Roger Scruton:

Can we re-learn the habits of polite disagreement, and address each other as rational beings, capable of forming real communities in which differences are respected and decencies honoured? I want to answer yes to those questions. But as someone who has suffered more than most from the prevailing madness I have my doubts.

My own solution — which is to ignore social media and to address, in my writings, only the interest in the true and the false, rather than in the permitted and the offensive — confines me within a circle that is considerably narrower than the Twittersphere. But here and there in this circle, there are people who do not merely see the point of truthful discourse, but who are also eager to engage with it. And I cling to the view that that is enough, as it was for the Irish monks who kept the lamp of learning alight during the Dark Ages. They may have thought they were losing, but they won in the end.

In my youth, I was much impressed with a book by Morris Berman, The Twilight of American Culture.
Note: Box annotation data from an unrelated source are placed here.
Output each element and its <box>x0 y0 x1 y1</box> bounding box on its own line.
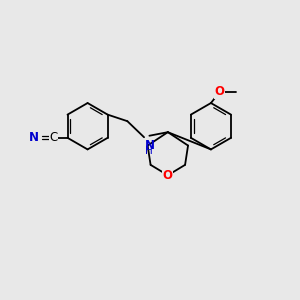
Text: H: H <box>145 146 153 156</box>
Text: O: O <box>214 85 224 98</box>
Text: N: N <box>145 139 155 152</box>
Text: N: N <box>29 131 39 144</box>
Text: C: C <box>50 131 58 144</box>
Text: O: O <box>163 169 173 182</box>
In a spirit of pessimistic despair, he likewise called for “new monastic individuals” to preserve culture through the dark ages of idiocracy. (In hindsight, I suppose this sounds a bit like Ayn Rand for people who prefer reading books to undertaking feats of heroic entrepreneurship.) Unfortunately, Berman’s spirit wasn’t steely enough to contain the acidic bile of his despair, which began spilling out in his subsequent writing to a near-comical degree, and now he’s just a buffoon, too cartoonishly bitter to even laugh at anymore. I still like the image, but Berman’s cautionary example shows us that a monk’s hood by itself won’t be enough to save us. We still have to love the world in all its grotesque folly.
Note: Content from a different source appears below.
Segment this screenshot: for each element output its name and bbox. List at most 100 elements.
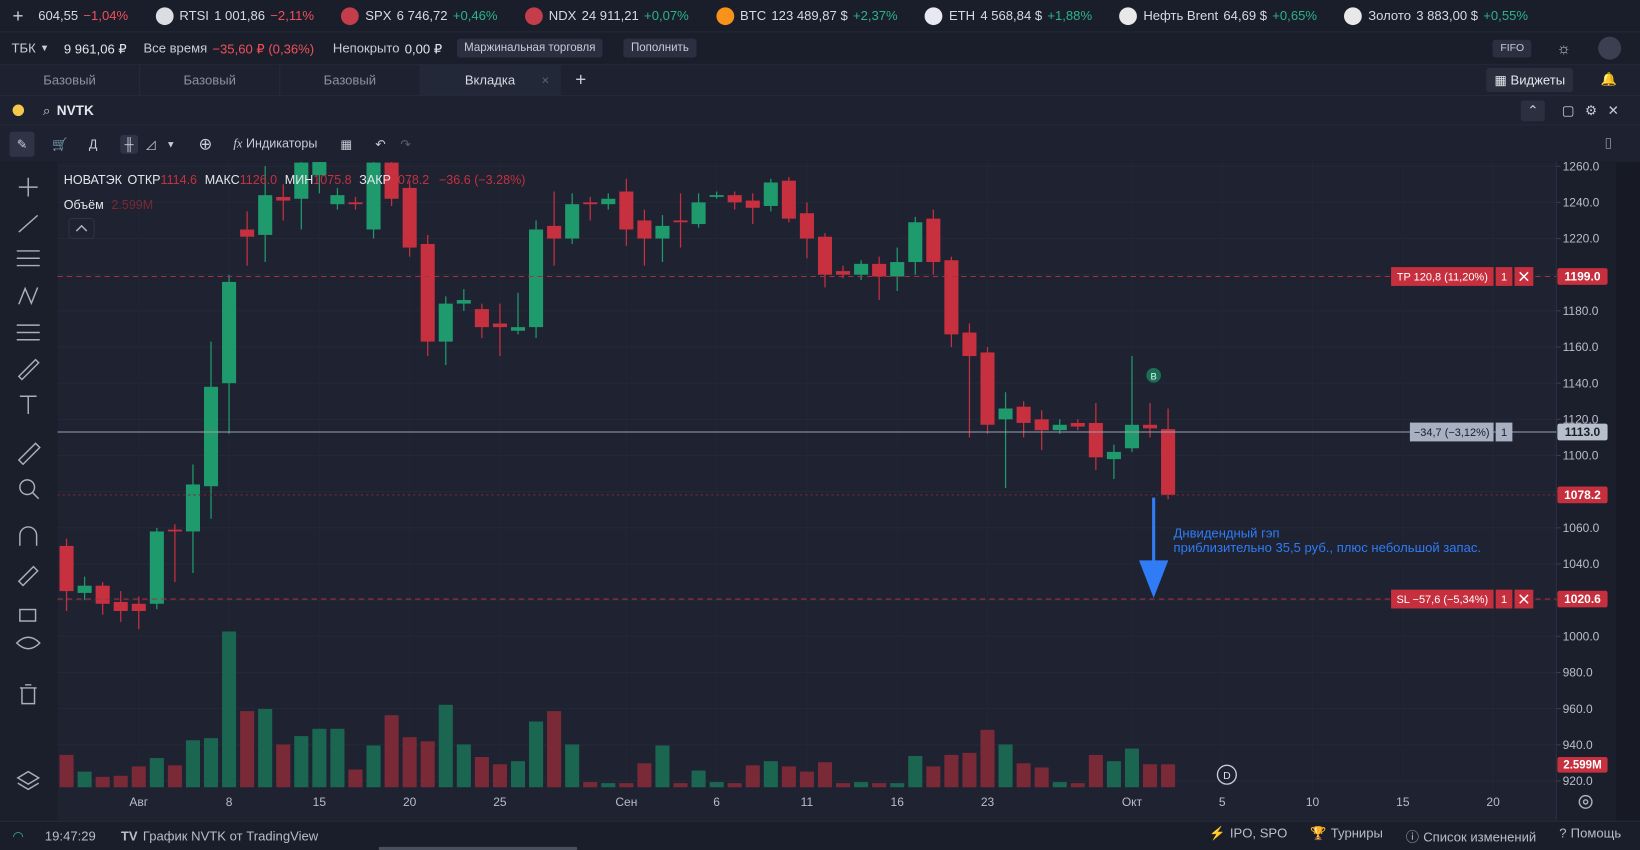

Claire Berlinski reminds me that I belong to a small circle of my own, namely, those of us who voluntarily read for pleasure. “33% of high school graduates never read another book the rest of their lives and 42% of college grads never read another book after college. 70% of US adults have not been in a bookstore in the last five years and 80% of US families did not buy or read a book last year.” That’s grim, no doubt. I imagine that the circle of people who not only read for pleasure but make some sort of regular effort to write down their own thoughts for the sheer enjoyment of doing so is even smaller still. But I, too, cling to the view that it is enough. I don’t mean that blogs and personal essays will ever become popular again, or that most of us are doing anything of cultural significance in our little electronic gardens. But we can still pay tribute to all things good, true, and beautiful in our own humble ways. A few years ago, I responded to a friend who mentioned being anxious and depressed at the fate of Western civilization after paying too much attention to the news:

“Come on, now, buddy. It’s not as bad as all that. To paraphrase Epicurus, where the death of Western civilization is, we are not, and where we are, the death of Western civilization is not. So why worry? As long as there are even a few hundred of us to play the role of Irish monks or ancient Arabic scholars in keeping the old traditions and values alive, they will have their moment again. If the great things about the West could survive barbarians, plagues and wars galore, they can surely survive an auto-immune flare-up of ressentiment-filled intellectuals. If nothing else, once the baby boomers start to die off (no offense; present company excluded, of course), the malignant ’60s influence should start to fade. What are the odds, I mean, seriously, what are the odds that you and I, two schmucks who just happen to know each other, would be the only two people in this great land of ours who have stopped, done a double-take, and rethought some basic convictions in the last decade or so? You’ve got to keep in mind that media are like funhouse mirrors; they distort everything they reflect. We already know how slanted most journalist/literary types are, but their polar opposites are just as heavily invested in the culture wars as they are. If you consume too much of a media diet, you come away thinking that the whole world consists of ideological fanatics bringing on the apocalypse, and you forget that history almost never turns out according to predictions, because there are countless variables out there that never rise to the level of being newsworthy events, except in hindsight. Like, perhaps, a quiet revolution taking place in the minds of people like ourselves.

As long as there is a place for saner voices to be heard, there’s no reason to despair. And there are still plenty such places.”